時価総額上位のREITの表です。最高が8000億円台です。
順位 | 証券コード | 投資法人名 | 時価総額(百万円) |
1 | 8951 | 日本ビルファンド投資法人 | 886,736 |
2 | 3283 | 日本プロロジスリート投資法人 | 882,774 |
3 | 8952 | ジャパンリアルエステイト投資法人 | 785,414 |
4 | 3281 | GLP投資法人 | 706,979 |
5 | 3462 | 野村不動産マスターファンド投資法人 | 659,185 |
6 | 8984 | 大和ハウスリート投資法人 | 629,154 |
7 | 3269 | アドバンス・レジデンス投資法人 | 448,740 |
8 | 8954 | オリックス不動産投資法人 | 424,212 |
9 | 8953 | 日本リテールファンド投資法人 | 393,488 |
10 | 3249 | 産業ファンド投資法人 | 385,616 |
都心は需要停滞?
最近の東証REIT指数は、新型コロナウイルスの国内感染者が高止まりしていること、米中の覇権争いが激化激化していること、外国人訪日客が当面見込めそうもないことから、好調にはなっていません。特に都心では、あまり大きな需要を期待できそうもありません。しかしながら、日本銀行の金融緩和が当面は継続しそうだという背景をもとに、すぐに大きく下落はしそうもありません。
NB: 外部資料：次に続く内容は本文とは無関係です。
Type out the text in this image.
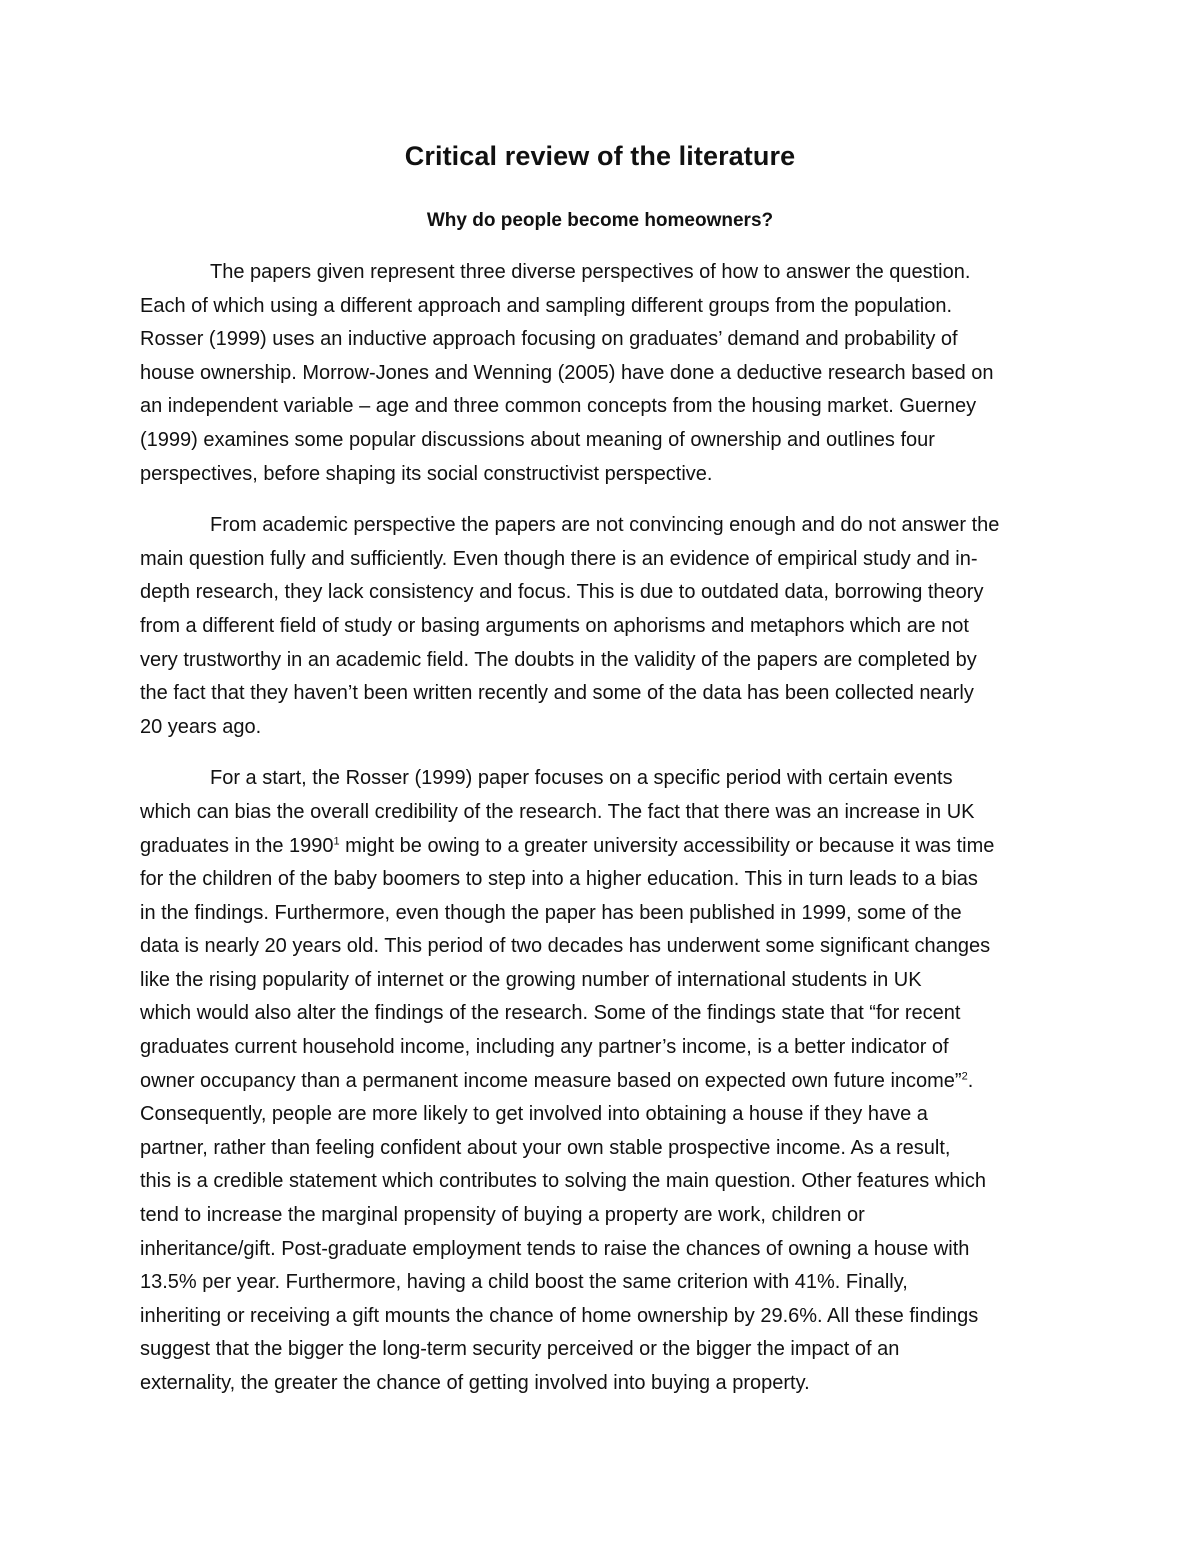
Critical review of the literature
Why do people become homeowners?
The papers given represent three diverse perspectives of how to answer the question.
Each of which using a different approach and sampling different groups from the population.
Rosser (1999) uses an inductive approach focusing on graduates’ demand and probability of
house ownership. Morrow-Jones and Wenning (2005) have done a deductive research based on
an independent variable – age and three common concepts from the housing market. Guerney
(1999) examines some popular discussions about meaning of ownership and outlines four
perspectives, before shaping its social constructivist perspective.
From academic perspective the papers are not convincing enough and do not answer the
main question fully and sufficiently. Even though there is an evidence of empirical study and in-
depth research, they lack consistency and focus. This is due to outdated data, borrowing theory
from a different field of study or basing arguments on aphorisms and metaphors which are not
very trustworthy in an academic field. The doubts in the validity of the papers are completed by
the fact that they haven’t been written recently and some of the data has been collected nearly
20 years ago.
For a start, the Rosser (1999) paper focuses on a specific period with certain events
which can bias the overall credibility of the research. The fact that there was an increase in UK
graduates in the 1990$^1$ might be owing to a greater university accessibility or because it was time
for the children of the baby boomers to step into a higher education. This in turn leads to a bias
in the findings. Furthermore, even though the paper has been published in 1999, some of the
data is nearly 20 years old. This period of two decades has underwent some significant changes
like the rising popularity of internet or the growing number of international students in UK
which would also alter the findings of the research. Some of the findings state that “for recent
graduates current household income, including any partner’s income, is a better indicator of
owner occupancy than a permanent income measure based on expected own future income”$^2$.
Consequently, people are more likely to get involved into obtaining a house if they have a
partner, rather than feeling confident about your own stable prospective income. As a result,
this is a credible statement which contributes to solving the main question. Other features which
tend to increase the marginal propensity of buying a property are work, children or
inheritance/gift. Post-graduate employment tends to raise the chances of owning a house with
13.5% per year. Furthermore, having a child boost the same criterion with 41%. Finally,
inheriting or receiving a gift mounts the chance of home ownership by 29.6%. All these findings
suggest that the bigger the long-term security perceived or the bigger the impact of an
externality, the greater the chance of getting involved into buying a property.
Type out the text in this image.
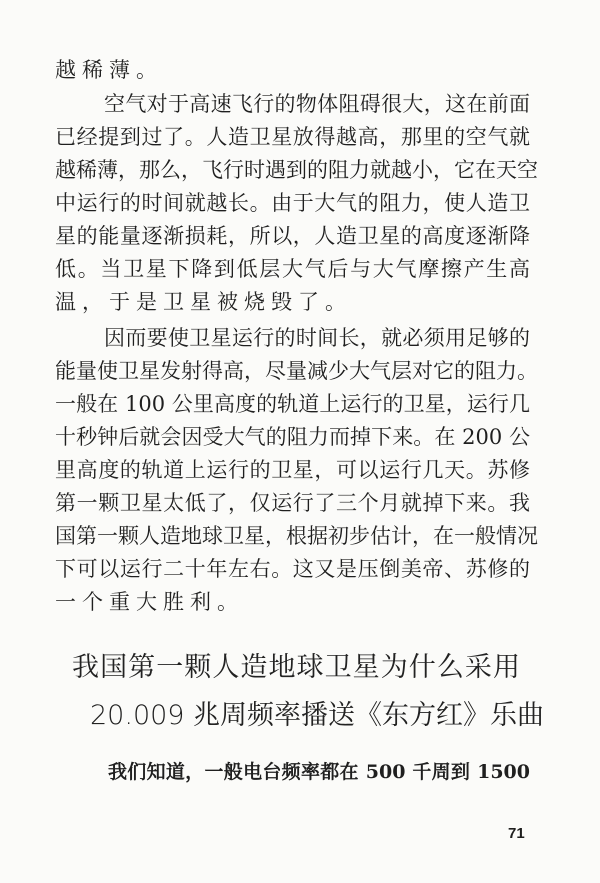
越稀薄。
空气对于高速飞行的物体阻碍很大，这在前面
已经提到过了。人造卫星放得越高，那里的空气就
越稀薄，那么，飞行时遇到的阻力就越小，它在天空
中运行的时间就越长。由于大气的阻力，使人造卫
星的能量逐渐损耗，所以，人造卫星的高度逐渐降
低。当卫星下降到低层大气后与大气摩擦产生高
温，于是卫星被烧毁了。
因而要使卫星运行的时间长，就必须用足够的
能量使卫星发射得高，尽量减少大气层对它的阻力。
一般在 100 公里高度的轨道上运行的卫星，运行几
十秒钟后就会因受大气的阻力而掉下来。在 200 公
里高度的轨道上运行的卫星，可以运行几天。苏修
第一颗卫星太低了，仅运行了三个月就掉下来。我
国第一颗人造地球卫星，根据初步估计，在一般情况
下可以运行二十年左右。这又是压倒美帝、苏修的
一个重大胜利。
我国第一颗人造地球卫星为什么采用
20.009 兆周频率播送《东方红》乐曲
我们知道，一般电台频率都在 500 千周到 1500
71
東京のビジネス地区の不動産の動向を三鬼商事のデータを基に見てみましょう。ビジネス地区とは、千代田区、中央区、港区、新宿区、渋谷区です。
空室率
空室率は2月まで下がっていましたが、3月から上がり始め、5カ月連続の上昇となりました。2020年7月には2.77%になりました。
平均賃料
一方で、平均賃料は79カ月連続で上がり続け、2020年7月には23,000円に達しています。
都心の周辺に上昇の可能性
都心の不動産価格については、2020年初めまで上昇要因がどんどん積み重なっていましたが、新型コロナ以降、下落要因が増えました。特に、テレワークは大きな動きですから、都心の価格は今後あまり上がらないかもしれません。一方で、東京は、エンターテインメント、教育、ショッピングなどの点で圧倒的魅力がありますから、山手線の少し外側は、上昇の可能性があるかもしれません。